Why is the decay of a neutral $\rho$ meson into two neutral pions forbidden?

Question

Why is the decay of a neutral $\rho$ meson into two neutral pions forbidden? (Other modes of decay are possible though.) Is it something with conservation of isospin symmetry or something else? Please explain in a bit more detail.

Answer 1

As far as I understand, due to conservation of angular momentum, the resulting system of neutral pions would need to have angular momentum 1, therefore, the identical neutral pions would be in an anti-symmetric state, which does not seem possible as they are bosons.
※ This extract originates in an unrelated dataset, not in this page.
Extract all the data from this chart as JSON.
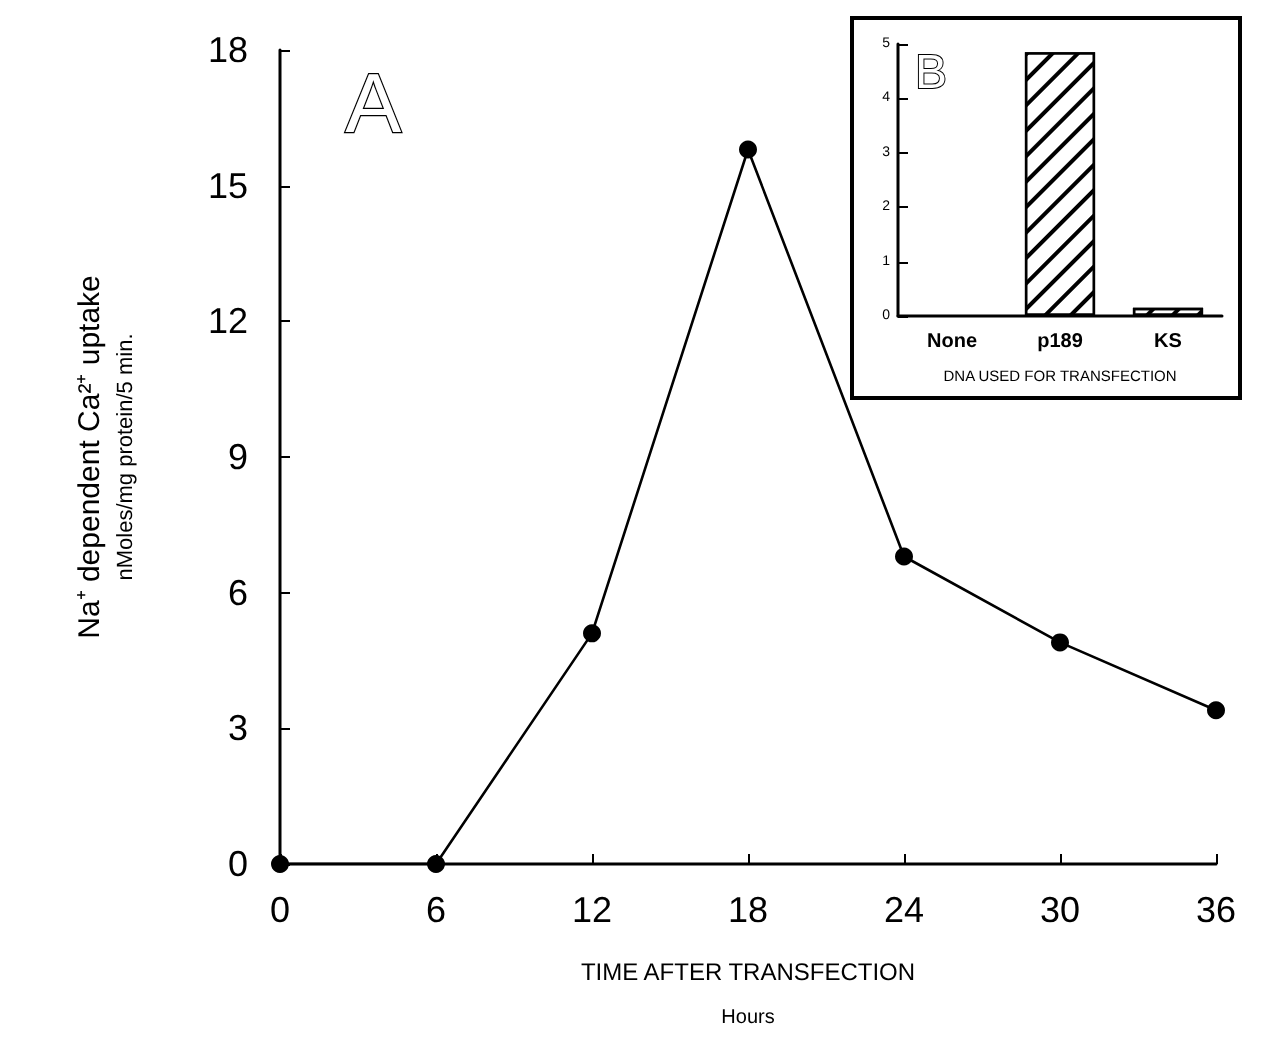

Note that a neutral rho meson can decay into two neutral pions and a $\gamma$, although this decay is suppressed.

Answer 2

If we look at isospin, $\rho = |1,0\rangle$ and $\pi^0= |1,0\rangle$.

Since SU(2) isospin is a really good symmetry in strong interactions, it must be conserved. Looking at the isospin of the final state:

\begin{equation} |1,0\rangle \otimes |1,0\rangle = \sqrt{\frac{2}{3}} |2,0\rangle + 0 |1,0\rangle - \sqrt{\frac{1}{3}} |0,0\rangle \end{equation}

That is, there is no $|1,0\rangle$ component in the final state, and therefore the process is not allowed by SU(2) isospin symmetry.

Answer 3

$$ \rho^0 \longrightarrow \pi^0 \pi^0 $$ The parity af $\rho^0$ and $\pi^{0}$ are $$ \begin{aligned} & P_{\rho^0}=(-1)(+1)(-1)^0=-1 \\ & P_{\pi^0}=(-1)(+1)(-1)^0=-1 \end{aligned} $$ Due to conservation of parity in strong interactions, we require $$ P_{\rho^0}=P_{\pi^0} \cdot P_{\pi^0} \cdot(-1)^2 $$ which means the orbital angular momentuen of the final state is $L=1$. Due to conservation of total angular momentum, the total angular momentum of the final state must be equal to the total angular momentum of the initial $\rho_0$ $$ J=J_{\rho^0}=1 $$ Since $\pi^{0}$ are bosons so we require the total wavefunction to be symmetric. $L=1$ means the spacial part is anti-symmetric. so the spin part has to be anti-symmetric, which is impossible for two spin-0 sion.

Answer 4

Clebsch-Gordan isospin rule suggest decay of I=1,Iz=0 particle into two I=1,Iz=0 products has zero coefficients of Clebsch-Gordan [1x1].

Answer 5

The charge conjugation symmetry is conserved in the strong interaction. In the above decay mode, neutral rho meson decay into two neutral Pion, neutral rho meson has -1 and neutral Pion has +1 for C such that decay violates C symmetry. Therefore it is forbidden.